Grants

Princeton University

To help develop the next generation of matter-to-life scholars by supporting a Center Fellow pursuing physics-of-life research

  • Amount $426,879
  • City Princeton, NJ
  • Investigator William Bialek
  • Year 2023
  • Program Research
  • Sub-program Matter-to-Life

Training the next generation of researchers is an essential component of any healthy academic field. Here William Bialek and Joshua Shaevitz, Professors of Physics at Princeton University and Co-Directors of the Center for the Physics of Biological Function, request three years of support for a Center Fellow pursuing physics-of-life research. This prestigious postdoctoral fellowship will offer a young researcher both intellectual freedom and a support structure, and grant funds would support either a theorist or an experimentalist. A fellowship offering intellectual freedom to an early-career scholar is typically challenging to fund through federal agencies focused on supporting specific projects, despite the fact that this freedom can play an important role in establishing a young scientist as an independent researcher.

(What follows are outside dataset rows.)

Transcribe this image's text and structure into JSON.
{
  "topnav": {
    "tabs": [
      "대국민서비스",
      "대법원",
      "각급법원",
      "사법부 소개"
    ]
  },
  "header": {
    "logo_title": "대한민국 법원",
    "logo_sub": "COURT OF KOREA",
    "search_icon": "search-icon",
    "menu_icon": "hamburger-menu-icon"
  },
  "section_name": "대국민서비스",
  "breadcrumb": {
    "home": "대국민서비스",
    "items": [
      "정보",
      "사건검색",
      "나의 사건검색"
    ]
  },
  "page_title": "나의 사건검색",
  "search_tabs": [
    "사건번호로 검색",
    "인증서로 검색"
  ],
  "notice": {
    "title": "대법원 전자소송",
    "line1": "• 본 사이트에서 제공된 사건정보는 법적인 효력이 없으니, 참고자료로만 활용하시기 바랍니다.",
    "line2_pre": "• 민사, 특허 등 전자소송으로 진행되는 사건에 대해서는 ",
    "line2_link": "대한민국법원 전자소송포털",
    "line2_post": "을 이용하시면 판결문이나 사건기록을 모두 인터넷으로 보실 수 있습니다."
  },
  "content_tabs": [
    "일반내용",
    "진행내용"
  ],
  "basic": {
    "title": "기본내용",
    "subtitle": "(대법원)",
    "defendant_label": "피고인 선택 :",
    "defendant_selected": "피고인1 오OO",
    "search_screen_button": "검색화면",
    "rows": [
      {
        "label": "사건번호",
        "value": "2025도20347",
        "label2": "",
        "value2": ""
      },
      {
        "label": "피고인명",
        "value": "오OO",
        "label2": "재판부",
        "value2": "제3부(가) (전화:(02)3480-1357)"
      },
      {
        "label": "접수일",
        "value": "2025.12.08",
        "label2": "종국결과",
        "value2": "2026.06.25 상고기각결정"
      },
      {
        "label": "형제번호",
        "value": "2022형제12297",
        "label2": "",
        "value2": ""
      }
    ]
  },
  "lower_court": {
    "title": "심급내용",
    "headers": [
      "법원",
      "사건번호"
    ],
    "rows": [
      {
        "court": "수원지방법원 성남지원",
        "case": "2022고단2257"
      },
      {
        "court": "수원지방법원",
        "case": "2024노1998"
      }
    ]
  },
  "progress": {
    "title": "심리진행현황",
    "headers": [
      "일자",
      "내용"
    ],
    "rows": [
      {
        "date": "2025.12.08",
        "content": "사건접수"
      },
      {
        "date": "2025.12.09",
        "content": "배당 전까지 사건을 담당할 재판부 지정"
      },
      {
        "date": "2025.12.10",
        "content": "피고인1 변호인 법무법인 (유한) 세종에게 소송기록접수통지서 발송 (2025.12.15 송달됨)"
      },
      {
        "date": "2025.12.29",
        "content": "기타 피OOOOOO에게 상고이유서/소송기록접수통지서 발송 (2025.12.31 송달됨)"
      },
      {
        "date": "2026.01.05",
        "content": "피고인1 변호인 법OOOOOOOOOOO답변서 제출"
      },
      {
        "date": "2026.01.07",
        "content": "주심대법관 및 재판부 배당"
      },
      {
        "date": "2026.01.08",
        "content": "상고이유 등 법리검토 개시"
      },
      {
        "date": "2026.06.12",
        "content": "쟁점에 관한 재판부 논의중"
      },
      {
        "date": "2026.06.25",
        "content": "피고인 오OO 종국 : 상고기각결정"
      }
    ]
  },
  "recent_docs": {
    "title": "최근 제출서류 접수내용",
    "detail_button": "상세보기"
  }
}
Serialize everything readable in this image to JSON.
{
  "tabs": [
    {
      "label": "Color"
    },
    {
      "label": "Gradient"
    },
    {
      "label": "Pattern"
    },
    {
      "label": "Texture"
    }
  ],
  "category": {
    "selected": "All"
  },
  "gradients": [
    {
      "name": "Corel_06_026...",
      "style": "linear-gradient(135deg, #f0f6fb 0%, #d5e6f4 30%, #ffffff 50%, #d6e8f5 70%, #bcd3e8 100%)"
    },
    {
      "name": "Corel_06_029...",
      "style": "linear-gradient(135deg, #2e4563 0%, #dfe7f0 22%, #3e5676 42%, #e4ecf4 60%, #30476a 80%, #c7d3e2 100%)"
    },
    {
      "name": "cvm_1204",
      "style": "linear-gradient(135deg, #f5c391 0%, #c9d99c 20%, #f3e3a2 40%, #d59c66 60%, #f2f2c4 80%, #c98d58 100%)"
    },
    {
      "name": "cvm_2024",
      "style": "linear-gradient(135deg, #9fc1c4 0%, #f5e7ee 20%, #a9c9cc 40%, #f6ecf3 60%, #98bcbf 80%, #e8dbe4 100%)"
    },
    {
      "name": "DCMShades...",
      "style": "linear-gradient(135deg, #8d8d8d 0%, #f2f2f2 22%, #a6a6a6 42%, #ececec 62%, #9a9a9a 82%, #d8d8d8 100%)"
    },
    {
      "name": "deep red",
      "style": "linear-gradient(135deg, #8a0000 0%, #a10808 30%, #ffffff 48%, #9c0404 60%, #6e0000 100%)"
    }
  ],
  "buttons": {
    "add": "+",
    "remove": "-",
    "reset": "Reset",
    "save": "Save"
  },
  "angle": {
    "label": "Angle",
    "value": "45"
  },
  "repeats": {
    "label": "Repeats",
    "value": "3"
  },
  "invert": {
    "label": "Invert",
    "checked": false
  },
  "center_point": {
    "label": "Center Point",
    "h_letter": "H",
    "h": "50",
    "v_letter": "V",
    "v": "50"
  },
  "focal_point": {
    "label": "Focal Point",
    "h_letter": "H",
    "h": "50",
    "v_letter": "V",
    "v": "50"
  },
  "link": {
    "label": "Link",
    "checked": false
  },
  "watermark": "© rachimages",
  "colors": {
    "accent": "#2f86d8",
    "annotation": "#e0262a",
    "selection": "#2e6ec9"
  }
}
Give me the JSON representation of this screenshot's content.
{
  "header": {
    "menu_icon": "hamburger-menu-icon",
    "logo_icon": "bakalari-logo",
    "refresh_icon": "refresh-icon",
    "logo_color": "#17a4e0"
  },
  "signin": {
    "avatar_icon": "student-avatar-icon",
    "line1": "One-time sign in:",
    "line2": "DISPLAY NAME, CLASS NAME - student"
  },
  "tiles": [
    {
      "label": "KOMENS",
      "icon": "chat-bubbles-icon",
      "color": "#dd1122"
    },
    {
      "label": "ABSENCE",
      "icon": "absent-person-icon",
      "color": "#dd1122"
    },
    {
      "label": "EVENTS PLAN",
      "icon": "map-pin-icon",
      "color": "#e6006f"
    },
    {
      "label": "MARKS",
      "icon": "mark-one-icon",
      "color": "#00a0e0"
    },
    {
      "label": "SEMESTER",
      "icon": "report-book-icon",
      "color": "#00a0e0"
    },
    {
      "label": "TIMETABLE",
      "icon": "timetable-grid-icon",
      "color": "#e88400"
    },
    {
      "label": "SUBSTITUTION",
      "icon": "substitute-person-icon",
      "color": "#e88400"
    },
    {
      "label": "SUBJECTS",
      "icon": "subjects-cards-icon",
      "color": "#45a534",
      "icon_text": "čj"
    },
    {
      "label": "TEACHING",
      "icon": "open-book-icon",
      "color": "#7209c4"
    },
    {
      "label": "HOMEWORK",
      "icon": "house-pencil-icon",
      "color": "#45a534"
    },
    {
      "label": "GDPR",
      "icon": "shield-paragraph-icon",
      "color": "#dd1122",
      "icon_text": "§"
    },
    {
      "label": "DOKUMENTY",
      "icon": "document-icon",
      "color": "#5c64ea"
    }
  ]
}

The Center for the Physics of Biological Function is a partnership between Princeton and the Graduate Center of the City University of New York; a partnership anchored by a core community of sixteen CUNY/Princeton faculty. The Center focuses on science at the interface of physics and biology with the goal of creating ‘a physicist’s understanding of living systems: a physics of biological function that connects the myriad details of life, across all scales, to fundamental and universal physical principles.’ Center Fellows will be offered a competitive salary, travel funds, and independence to select a compelling line of research. The Center Fellow is not obligated to any particular faculty member, instead the Center exposes young physicists to problems posed by a wide range of living systems and gives them ‘considerable freedom to explore these problems, crossing boundaries among topics that would be in separate groups or departments at most institutions.’ This freedom is balanced by a support system as the Fellow is held accountable to formulating a feasible plan by interacting with senior Center faculty, and there’s a community of Fellows that provide peer advice and guidance.